Ook in de laatste drie jaren van zijn leven bleven de conflicten voor¨Johannes Coccejus¨
niet uit. ´t Is vooral met name de Groningse hoogleraar Samuel Maresius
{des Marets, 1599-1673}, ´n geharnast bestrijder van alles wat níet naar orthodoxie rook,
die zich in deze jaren heftig op JoCo´s ideeën
over ut Oude Testament stortte!
Voor JC´s onderscheid
tussen de vergeving van zonden
in het Oude en het Nieuwe Testament had híj geen goed woord over
& ook de opvattingen over de zeven perioden van ¨G ds Koninkrijk¨
nam hij op de korrel!
Tevens attaqueerde hij
JC op diens interpretatie van ¨G ds Alomtegenwoordigheid¨?
JC had deze ´eigenschap van G d´ tijdens één van zijn disputaties in het voorjaar van 1668
gedefinieerd als ´G ds hoogst effectieve wìl, die àlles onder-houdt èn regéért´.
Maresius meende dat Coccejus hiermee òntkènde
dat ´G d´ alomtegenwoordig was ìn en
naar zijn wézen èn beschuldigde hem van sympathie
voor de ideeën van Socinus en Descartes!
JC - móe geworden van de polemiek -
reageerde niet maar in brieven aan zijn schoonzoon
ontkende hij nádrùkkelijk de opvatting aan Descartes ontleend
te hebben!

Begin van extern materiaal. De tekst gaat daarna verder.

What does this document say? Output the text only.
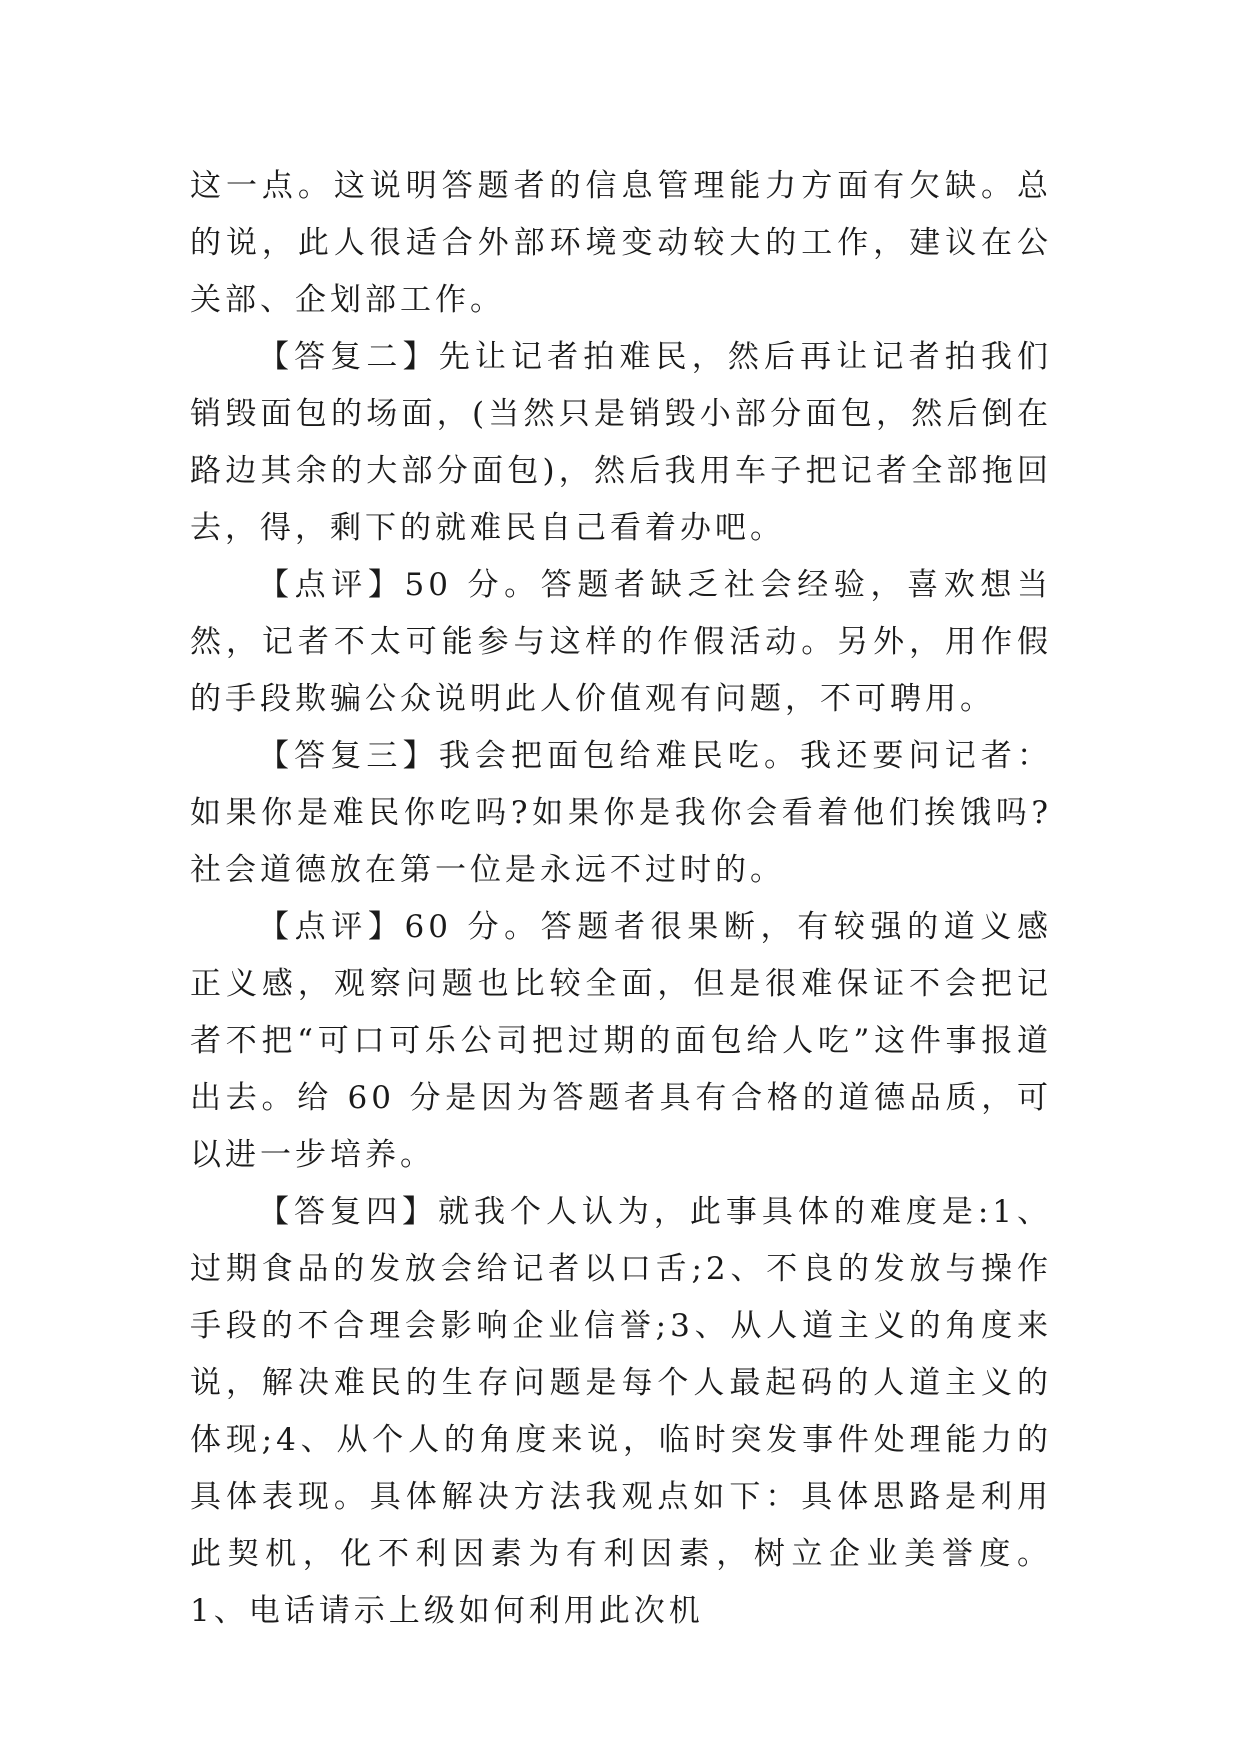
这一点。这说明答题者的信息管理能力方面有欠缺。总的说，此人很适合外部环境变动较大的工作，建议在公关部、企划部工作。

【答复二】先让记者拍难民，然后再让记者拍我们销毁面包的场面，(当然只是销毁小部分面包，然后倒在路边其余的大部分面包)，然后我用车子把记者全部拖回去，得，剩下的就难民自己看着办吧。

【点评】50 分。答题者缺乏社会经验，喜欢想当然，记者不太可能参与这样的作假活动。另外，用作假的手段欺骗公众说明此人价值观有问题，不可聘用。

【答复三】我会把面包给难民吃。我还要问记者：如果你是难民你吃吗?如果你是我你会看着他们挨饿吗?社会道德放在第一位是永远不过时的。

【点评】60 分。答题者很果断，有较强的道义感正义感，观察问题也比较全面，但是很难保证不会把记者不把“可口可乐公司把过期的面包给人吃”这件事报道出去。给 60 分是因为答题者具有合格的道德品质，可以进一步培养。

【答复四】就我个人认为，此事具体的难度是:1、过期食品的发放会给记者以口舌;2、不良的发放与操作手段的不合理会影响企业信誉;3、从人道主义的角度来说，解决难民的生存问题是每个人最起码的人道主义的体现;4、从个人的角度来说，临时突发事件处理能力的具体表现。具体解决方法我观点如下：具体思路是利用此契机，化不利因素为有利因素，树立企业美誉度。1、电话请示上级如何利用此次机
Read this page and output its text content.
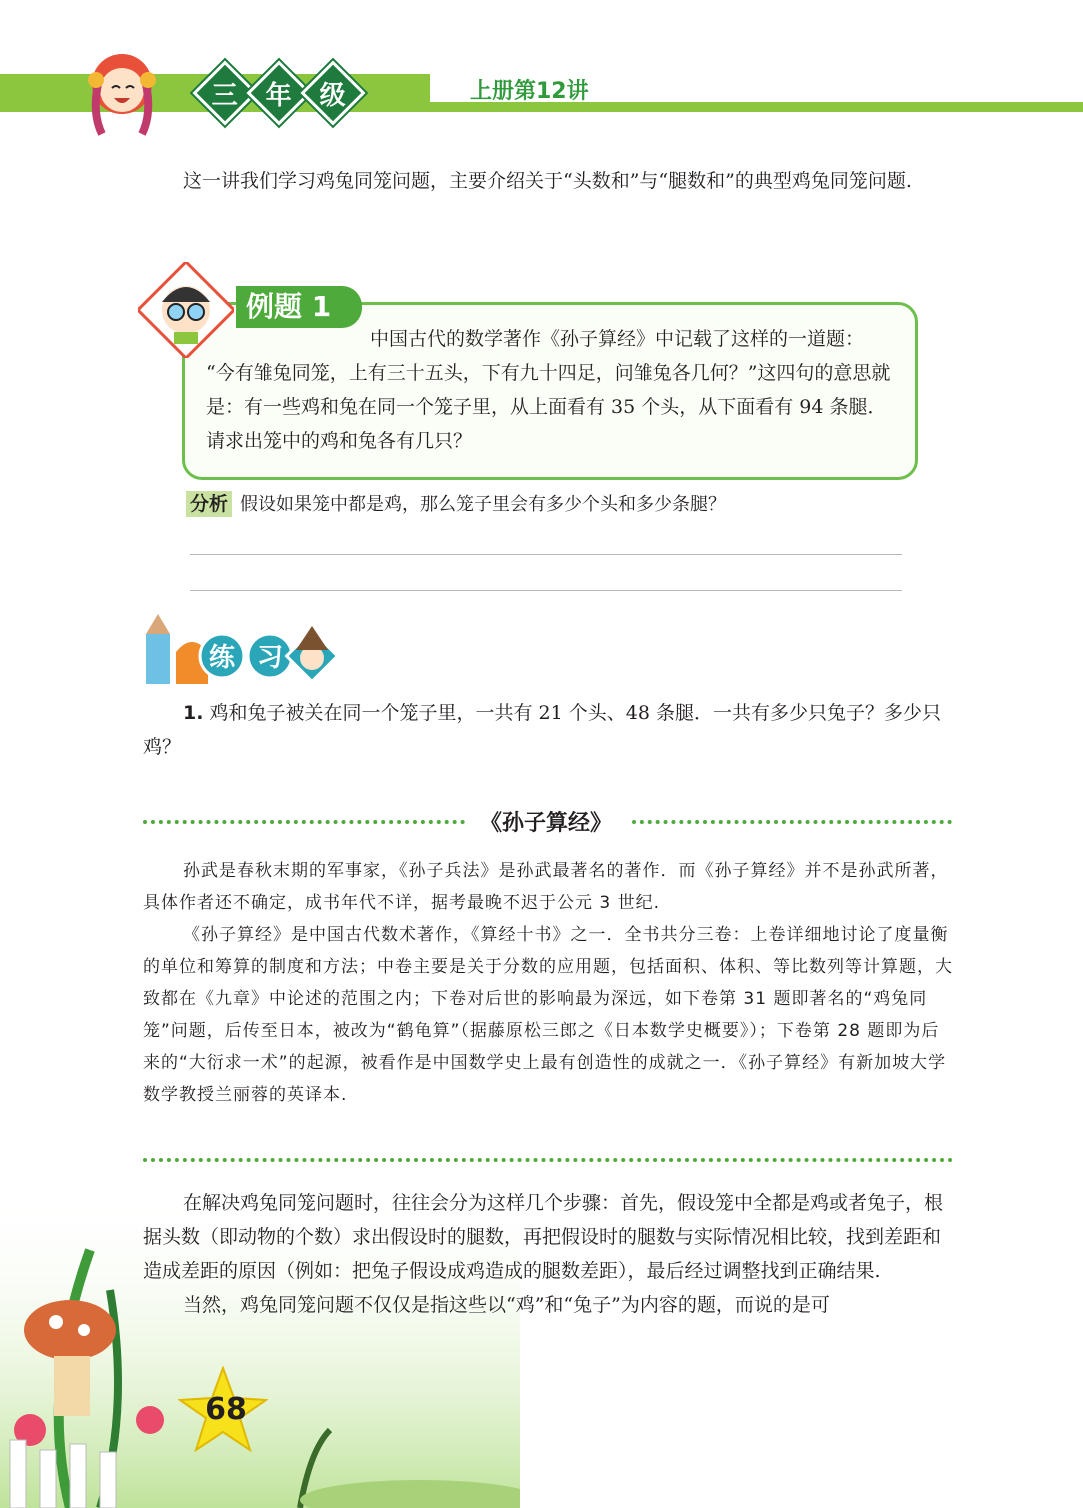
三 年 级	上册第12讲
这一讲我们学习鸡兔同笼问题，主要介绍关于“头数和”与“腿数和”的典型鸡兔同笼问题.
例题 1
中国古代的数学著作《孙子算经》中记载了这样的一道题：
“今有雏兔同笼，上有三十五头，下有九十四足，问雏兔各几何？”这四句的意思就是：有一些鸡和兔在同一个笼子里，从上面看有 35 个头，从下面看有 94 条腿．请求出笼中的鸡和兔各有几只？
分析 假设如果笼中都是鸡，那么笼子里会有多少个头和多少条腿？
练 习
1. 鸡和兔子被关在同一个笼子里，一共有 21 个头、48 条腿．一共有多少只兔子？多少只鸡？
《孙子算经》

孙武是春秋末期的军事家，《孙子兵法》是孙武最著名的著作．而《孙子算经》并不是孙武所著，具体作者还不确定，成书年代不详，据考最晚不迟于公元 3 世纪.

《孙子算经》是中国古代数术著作，《算经十书》之一．全书共分三卷：上卷详细地讨论了度量衡的单位和筹算的制度和方法；中卷主要是关于分数的应用题，包括面积、体积、等比数列等计算题，大致都在《九章》中论述的范围之内；下卷对后世的影响最为深远，如下卷第 31 题即著名的“鸡兔同笼”问题，后传至日本，被改为“鹤龟算”（据藤原松三郎之《日本数学史概要》）；下卷第 28 题即为后来的“大衍求一术”的起源，被看作是中国数学史上最有创造性的成就之一．《孙子算经》有新加坡大学数学教授兰丽蓉的英译本.

68

在解决鸡兔同笼问题时，往往会分为这样几个步骤：首先，假设笼中全都是鸡或者兔子，根据头数（即动物的个数）求出假设时的腿数，再把假设时的腿数与实际情况相比较，找到差距和造成差距的原因（例如：把兔子假设成鸡造成的腿数差距），最后经过调整找到正确结果.

当然，鸡兔同笼问题不仅仅是指这些以“鸡”和“兔子”为内容的题，而说的是可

Vol verontwaardiging deed hij zijn beklag
over deze onheuse bejegening
van Maresius!
Op de achtergrond
van déze discussie stond het probleem,
dat vooral na de dood van JC actueel zou worden, nl. in hoeverre
de theologie gebruik mag maken van de filosofie? Màg een theolóóg gebruik maken vàn filosofische begrippen, bijvoorbeeld die van Aristoteles of van Descartes?

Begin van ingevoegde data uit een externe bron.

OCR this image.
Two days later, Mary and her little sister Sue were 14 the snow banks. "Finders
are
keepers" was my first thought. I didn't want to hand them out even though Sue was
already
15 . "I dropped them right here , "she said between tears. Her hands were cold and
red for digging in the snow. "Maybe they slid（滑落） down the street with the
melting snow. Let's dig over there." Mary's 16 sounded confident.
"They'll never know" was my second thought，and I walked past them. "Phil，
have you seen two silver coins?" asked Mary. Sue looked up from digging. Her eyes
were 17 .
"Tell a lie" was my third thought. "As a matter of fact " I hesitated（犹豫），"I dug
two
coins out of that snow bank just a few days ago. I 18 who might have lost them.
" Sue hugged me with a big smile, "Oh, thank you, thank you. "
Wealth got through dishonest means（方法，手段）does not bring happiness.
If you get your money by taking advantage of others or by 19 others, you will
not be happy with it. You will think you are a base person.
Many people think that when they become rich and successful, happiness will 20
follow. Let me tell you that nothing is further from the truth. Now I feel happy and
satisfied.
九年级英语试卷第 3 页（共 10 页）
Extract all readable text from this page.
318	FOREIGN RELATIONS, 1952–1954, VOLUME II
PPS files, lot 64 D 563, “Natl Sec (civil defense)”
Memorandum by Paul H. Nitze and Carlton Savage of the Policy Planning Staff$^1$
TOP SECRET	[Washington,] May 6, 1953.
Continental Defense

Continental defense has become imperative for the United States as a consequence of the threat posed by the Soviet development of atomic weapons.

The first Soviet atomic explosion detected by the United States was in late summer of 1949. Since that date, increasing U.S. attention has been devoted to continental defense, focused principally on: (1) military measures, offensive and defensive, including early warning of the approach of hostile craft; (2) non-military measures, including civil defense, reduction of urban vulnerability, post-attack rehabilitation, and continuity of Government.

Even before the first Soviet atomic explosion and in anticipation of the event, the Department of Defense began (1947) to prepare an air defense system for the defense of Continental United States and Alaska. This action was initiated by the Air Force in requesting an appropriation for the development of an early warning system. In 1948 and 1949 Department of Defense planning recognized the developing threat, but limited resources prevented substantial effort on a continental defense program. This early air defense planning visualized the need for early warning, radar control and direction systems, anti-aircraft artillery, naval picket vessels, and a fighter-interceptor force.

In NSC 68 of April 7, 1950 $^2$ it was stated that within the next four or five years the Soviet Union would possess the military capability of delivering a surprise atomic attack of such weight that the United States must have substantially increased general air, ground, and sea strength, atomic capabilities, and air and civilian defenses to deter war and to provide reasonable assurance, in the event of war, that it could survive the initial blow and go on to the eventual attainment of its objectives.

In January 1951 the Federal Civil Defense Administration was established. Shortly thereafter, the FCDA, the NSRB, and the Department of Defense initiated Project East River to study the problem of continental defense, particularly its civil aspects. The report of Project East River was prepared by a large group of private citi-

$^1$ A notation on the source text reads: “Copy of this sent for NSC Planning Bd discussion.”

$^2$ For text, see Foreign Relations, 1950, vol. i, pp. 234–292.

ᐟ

JC zèlf heeft over deze kwestie nauwelijks nagedacht.
Kennis van de filosofie was volgens hèm
voor een theoloog noodzakelijk, maar historie en táál hadden voor hem
´n plus bóven de rede & de logica! Híj zocht ìn dé Schrift niet zozeer
het abstracte, dat zichzelf altijd gelijk blijft,
maar ´t concrete & historische.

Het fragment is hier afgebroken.